[The Recollections of Geoffrey Hamlyn by Henry Kingsley]@TWC D-Link book
The Recollections of Geoffrey Hamlyn

CHAPTER XXI
10/13

"What can she have been up to?
Go on, old fellow," I added aloud; "let's hear all about it." He stood at the end of the room, looking rather sheepish.

"Why, the fact is, old fellow, that I begin to suspect that I have outlived any little attachment I had in that quarter.
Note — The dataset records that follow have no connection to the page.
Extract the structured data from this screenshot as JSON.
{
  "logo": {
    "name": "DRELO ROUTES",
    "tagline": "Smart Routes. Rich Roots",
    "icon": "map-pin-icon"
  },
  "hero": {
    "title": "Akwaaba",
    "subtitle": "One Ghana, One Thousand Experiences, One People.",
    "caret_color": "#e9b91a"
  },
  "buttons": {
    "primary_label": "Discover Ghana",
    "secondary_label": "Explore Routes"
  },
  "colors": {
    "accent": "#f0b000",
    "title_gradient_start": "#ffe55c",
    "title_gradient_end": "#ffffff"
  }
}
I've been staying in the house two months with her, you see; and, in fact!--in fact!"-- here he brought up short again.
"James Stockbridge," I said, sitting up in bed, "you atrocious humbug; two months ago you informed me, with a sigh like a groggy pair of bellows, that her image could only be effaced from your heart by death.
You have seduced me, whose only fault was loving you too well to part with you, into coming sixteen thousand miles to a barbarous land, far from kindred and country, on the plea that your blighted affections made England less endurable than--France, I'll say for argument;--and, now having had two months' opportunity of studying the character of the beloved one, you coolly inform me that the whole thing was a mistake.

I repeat that you are a humbug." "If you don't hold your tongue, and that quick," he replied, "I'll send this boot at your ugly head.

Now, then!" I ducked, fully expecting it was coming, and laughed silently under the bed-clothes.